Early chapters found the band jamming amongst the knickknacks in a vintage resale shop, in the aisles of a dimly lit hookah warehouse, and in a boozy Indian restaurant. These aren't music videos per se, but rather a series of single-take live performances captured by various local directors over a two-week period.
"Putting visuals to our songs reflects the way people consume music these days," considers Patin. "Attention spans are shorter, so giving people something to watch keeps them engaged, especially with music like ours that's longer."
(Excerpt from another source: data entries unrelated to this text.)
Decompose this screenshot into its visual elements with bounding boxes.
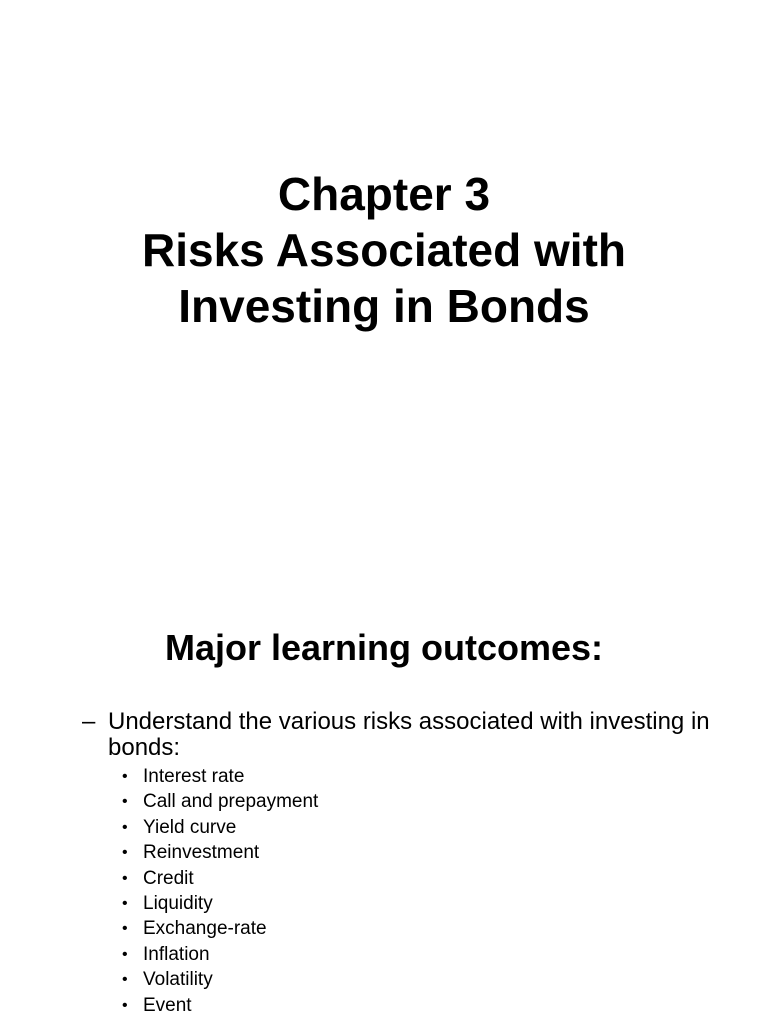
- risk-label: Exchange-rate: [143, 918, 267, 940]
- bullet-marker: •: [122, 945, 128, 963]
- risk-label: Reinvestment: [143, 842, 260, 864]
- risk-label: Credit: [143, 867, 194, 889]
- bullet-marker: •: [122, 869, 128, 887]
- list-item: [122, 891, 318, 916]
- list-item: [122, 815, 318, 840]
- bullet-marker: •: [122, 996, 128, 1014]
- title-line-chapter: Chapter 3: [277, 168, 491, 220]
- list-item: [122, 866, 318, 891]
- dash-marker: –: [82, 708, 96, 735]
- bullet-marker: •: [122, 920, 128, 938]
- learning-outcome: [82, 709, 722, 761]
- bullet-marker: •: [122, 818, 128, 836]
- risk-label: Inflation: [143, 943, 210, 965]
- risk-label: Event: [143, 994, 192, 1016]
- risk-label: Call and prepayment: [143, 791, 319, 813]
- slide-title: [0, 166, 768, 334]
- list-item: [122, 840, 318, 865]
- bullet-marker: •: [122, 971, 128, 989]
- risk-label: Interest rate: [143, 766, 245, 787]
- bullet-marker: •: [122, 793, 128, 811]
- list-item: [122, 916, 318, 941]
- risk-label: Yield curve: [143, 816, 237, 838]
- risk-label: Volatility: [143, 969, 213, 991]
- risk-list: [122, 764, 318, 1018]
- section-heading: Major learning outcomes:: [164, 627, 604, 668]
- bullet-marker: •: [122, 844, 128, 862]
- title-line-risks: Risks Associated with: [141, 224, 626, 276]
- list-item: [122, 764, 318, 789]
- list-item: [122, 789, 318, 814]
- bullet-marker: •: [122, 895, 128, 913]
- title-line-bonds: Investing in Bonds: [178, 280, 590, 332]
- learning-outcome-text: Understand the various risks associated with investing in bonds:: [108, 708, 710, 761]
- list-item: [122, 993, 318, 1018]
- bullet-marker: •: [122, 768, 128, 785]
- risk-label: Liquidity: [143, 893, 213, 915]
- list-item: [122, 967, 318, 992]
- list-item: [122, 942, 318, 967]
Chapter 5 follows Patin to a rocky shore at McKinney Falls State Park, where he pokes out the "Diaspora" interlude on a toy piano as his image reflects in the water. Chapter 6 was conceived as a performance in the Balcones Canyonlands Preserve, but the band audibled when they came across a nearby playground where they shot "Mary Ann Nichols," with the song's whispering guitar intricacy building into blunt-force heaviness amid Tonka trucks and a slide.
› Veteran space rockers My Education toast the departed on sixth full-length, A Drink for All My Friends. Each track pays tribute to someone or something that's escaped them: friends, bandmates, ways of life. Standout "Roboter-Höhlenbewohner" drives a relentless, Krautrock rhythm for drummer Jerry Fuchs of Maserati, a close friend of the band who died in 2009. "We used to joke that Jerry was a robot, some kind of fiendish, inhuman machine when he was behind the drums," recalls bassist Scott Telles. "The first time I saw him play, I asked to look under his shirt to make sure he was human!" The CD release: ND at 501 Studios, Friday.
› When Patty Griffin & Her Driver was announced for Dec. 15 at the Continental Club, the $43 tickets sold out that day. Griffin's "driver" is obviously her main squeeze, Led Zeppelin singer Robert Plant. Proceeds for the concert benefit local singer-songwriter Michael Fracasso, who was recently involved in a bad car wreck. Venue honcho Steve Wertheimer hinted at a second show for Dec. 16, which went on sale Tuesday and sold out in seven minutes.
› Austin-based, Colombia-raised death metal accelerators HeadCrusher are joining the likes of At the Gates, Behemoth, Enslaved, Hypocrisy, Mayhem, Napalm Death, and Rotting Christ on the Barge to Hell, a metal festival on a cruise ship. "As metalheads, we're excited to just watch all the bands perform in such a unique scenario. And as musicians, it's beyond a dream come true," beams screamer David Coloma. The brutal boat sails from Miami on Dec. 3.
› Maurice Eagle remains my favorite photojournalist. His sharpened, light-enhanced, full-band bar photography continues as an unmistakable documentation of Austin's live music scene. Eagle, who publishes his work for free online, looks to upgrade his gear with a Kickstarter campaign. For a $50 pledge, he'll photograph your band and, trust me, you want to see yourself through his camera eye.
› The last two episodes of Austin City Limits Season 39 are taping this week, both featuring locally based artists. Gary Clark Jr. takes to the Moody Theater stage on Friday, and Esperanza Spalding on Sunday. While free ticket opportunities are closed for the former, those interested in seeing the latter tear down the walls of jazz, pop, and soul can enter to win passes at www.acltv.com by Friday morning.